Akhir Desember lalu, seorang kawan menulis di status Facebook-nya:
"Paling kaga suka bisnis yg bawa-bawa agama. Menurutku sangat tidak etis. Apalagi kalo profitnya masuk ke kantong pribadi si owner."
Kali itu ia menyinggung soal film anyar berjudul Assalamualaikum Beijing, yang diadaptasi dari novel karya Asma Nadia. Si penulis, dalam mempromosikan film tersebut di akun Facebook-nya, mengajak sebanyak mungkin orang untuk menonton film itu sebagai bentuk dukungan pada film-film religi Indonesia.
"Agar film religi dan semua film yang menyuarakan kebaikan bisa menjadi tuan rumah di negeri tercinta ini."
Asma Nadia adalah salah satu penulis favorit saya sejak saya masih pelajar SMA. Karya-karyanya mengusung nuansa yang notabene melawan arus kala itu. Tema-tema yang dipilih memang tidak baru; cinta, persahabatan, hubungan orangtua dan anak, bahkan pengkhianatan dan kekerasan. Tapi Asma Nadia selalu punya nilai-nilai kebaikan universal yang disematkannya dalam cerita.
Dua cerpennya yang difilmkan, Emak Ingin Naik Haji dan Rumah Tanpa Jendela, sudah saya tonton. Dua-duanya tidak mengecewakan. Saya yakin Asma Nadia sudah berupaya terlibat dalam pembuatan film-film tersebut untuk memastikan pesan yang ada dalam tulisan tersampaikan dengan baik juga lewat film. Karena itulah saya bahkan tidak bertanya-tanya "Bagus ngga, ya?" sebelum memutuskan nonton Assalamualaikum Beijing.

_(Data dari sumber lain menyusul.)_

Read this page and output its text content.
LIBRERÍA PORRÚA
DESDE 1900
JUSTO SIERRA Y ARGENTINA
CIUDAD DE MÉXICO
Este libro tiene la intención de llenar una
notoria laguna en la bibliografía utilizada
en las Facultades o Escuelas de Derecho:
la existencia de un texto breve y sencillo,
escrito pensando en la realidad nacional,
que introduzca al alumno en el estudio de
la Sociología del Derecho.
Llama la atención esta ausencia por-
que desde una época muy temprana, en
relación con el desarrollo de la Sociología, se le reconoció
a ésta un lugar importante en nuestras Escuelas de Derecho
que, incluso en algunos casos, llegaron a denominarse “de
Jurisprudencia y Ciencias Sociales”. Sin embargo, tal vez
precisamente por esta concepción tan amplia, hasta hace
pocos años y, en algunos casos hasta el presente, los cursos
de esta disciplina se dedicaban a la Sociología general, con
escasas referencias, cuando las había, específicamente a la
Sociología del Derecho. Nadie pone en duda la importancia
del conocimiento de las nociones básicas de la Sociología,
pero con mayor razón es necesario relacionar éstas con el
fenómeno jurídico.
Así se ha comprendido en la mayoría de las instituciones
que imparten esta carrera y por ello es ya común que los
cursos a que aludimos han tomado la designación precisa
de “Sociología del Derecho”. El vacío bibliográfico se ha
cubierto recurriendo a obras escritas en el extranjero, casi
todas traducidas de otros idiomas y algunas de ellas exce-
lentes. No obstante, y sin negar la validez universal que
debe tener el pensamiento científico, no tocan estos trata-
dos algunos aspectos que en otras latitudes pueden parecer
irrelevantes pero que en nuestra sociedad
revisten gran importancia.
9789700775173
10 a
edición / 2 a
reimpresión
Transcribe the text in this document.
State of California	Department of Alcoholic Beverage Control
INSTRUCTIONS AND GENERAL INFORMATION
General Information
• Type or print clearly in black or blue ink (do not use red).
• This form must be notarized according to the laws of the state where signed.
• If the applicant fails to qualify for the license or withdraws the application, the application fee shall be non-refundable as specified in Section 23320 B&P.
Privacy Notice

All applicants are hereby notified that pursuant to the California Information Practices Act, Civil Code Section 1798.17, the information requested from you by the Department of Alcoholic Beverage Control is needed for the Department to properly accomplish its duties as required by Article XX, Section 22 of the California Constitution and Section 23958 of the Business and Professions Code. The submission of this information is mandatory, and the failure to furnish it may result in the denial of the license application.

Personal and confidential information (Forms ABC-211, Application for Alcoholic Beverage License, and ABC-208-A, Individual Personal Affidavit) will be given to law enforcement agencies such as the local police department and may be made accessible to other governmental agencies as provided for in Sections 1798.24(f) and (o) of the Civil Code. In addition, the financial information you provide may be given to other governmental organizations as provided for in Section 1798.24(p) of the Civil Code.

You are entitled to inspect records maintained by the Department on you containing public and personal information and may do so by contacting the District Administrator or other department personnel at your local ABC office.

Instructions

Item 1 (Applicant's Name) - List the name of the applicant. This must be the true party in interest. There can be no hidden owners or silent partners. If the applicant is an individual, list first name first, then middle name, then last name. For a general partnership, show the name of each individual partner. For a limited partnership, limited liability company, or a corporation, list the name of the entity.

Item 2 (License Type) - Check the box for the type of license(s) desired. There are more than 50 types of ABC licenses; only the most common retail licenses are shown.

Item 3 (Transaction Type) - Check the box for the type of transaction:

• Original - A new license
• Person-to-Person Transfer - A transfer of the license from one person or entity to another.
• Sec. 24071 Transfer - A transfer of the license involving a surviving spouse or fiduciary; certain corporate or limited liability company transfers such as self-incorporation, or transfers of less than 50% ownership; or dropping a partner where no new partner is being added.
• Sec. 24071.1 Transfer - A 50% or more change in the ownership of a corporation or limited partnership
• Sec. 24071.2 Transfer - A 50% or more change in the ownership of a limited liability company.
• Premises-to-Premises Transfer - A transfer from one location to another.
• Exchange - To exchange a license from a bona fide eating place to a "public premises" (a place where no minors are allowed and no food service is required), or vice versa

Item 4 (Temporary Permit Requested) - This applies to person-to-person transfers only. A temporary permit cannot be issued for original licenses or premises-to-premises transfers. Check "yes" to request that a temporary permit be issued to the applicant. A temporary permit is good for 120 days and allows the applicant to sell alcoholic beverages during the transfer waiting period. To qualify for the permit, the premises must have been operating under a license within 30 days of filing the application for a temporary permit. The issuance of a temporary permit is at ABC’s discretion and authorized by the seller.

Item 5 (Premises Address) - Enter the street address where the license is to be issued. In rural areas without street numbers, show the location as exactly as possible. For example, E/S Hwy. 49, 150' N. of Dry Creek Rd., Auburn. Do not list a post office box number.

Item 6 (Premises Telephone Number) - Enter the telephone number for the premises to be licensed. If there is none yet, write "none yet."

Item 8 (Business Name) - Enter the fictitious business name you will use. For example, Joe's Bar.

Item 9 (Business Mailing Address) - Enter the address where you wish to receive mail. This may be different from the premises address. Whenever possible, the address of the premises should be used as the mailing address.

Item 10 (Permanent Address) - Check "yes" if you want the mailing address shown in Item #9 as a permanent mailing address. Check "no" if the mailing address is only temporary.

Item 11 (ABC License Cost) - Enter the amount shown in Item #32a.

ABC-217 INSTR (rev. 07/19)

Asmara Nadia (Revalina Temat), sang tokoh utama, sedang mencoba pulih dari guncangan batin. Ia membatalkan pernikahannya sehari sebelum akad karena mengetahui Dewa (Ibnu Jamil), calon suaminya, telah berbuat kesalahan besar yang sulit dimaafkan. Karena itu, Asma tidak menolak ketika kemudian ada tawaran menarik: bekerja sebagai kolumnis media cetak di Beijing, China.
Dengan dukungan sahabat-sahabatnya, pasangan suami istri bernama Ridwan (Deddy Mahendra Desta) dan Sekar (Laudya Cynthia Bella), Asma mulai menikmati hari-harinya menjelajah Beijing. Kolom yang digawangi Asma bernama Assalamualaikum Beijing, mengulas sisi-sisi unik Islam di negara tirai bambu itu. Dalam meliput, Asma sering dibantu Sunny, gadis pemandu turis yang jago empat bahasa.
Dalam perjalanan menuju suatu tempat liputan, Asma bingung soal halte bus tujuannya. Seorang penumpang berbaik hati menolongnya. Penumpang itu adalah Zhong Wen (Morgan Oey). Waktu mendengar nama Asma, Zhong Wen bilang, "You remind me of Ashima."
Ashima adalah tokoh legenda dari Yunnan. Pertemuan singkat dalam bus itu tak cukup untuk Zhong Wen bercerita soal Ashima. Terburu-buru turun di sebuah halte, Zhong Wen memberi Asma buku tentang legenda itu.
"Kapan-kapan aku bacakan buku itu untukmu," janji Zhong Wen saat Asma protes tak paham aksara China yang ada dalam buku.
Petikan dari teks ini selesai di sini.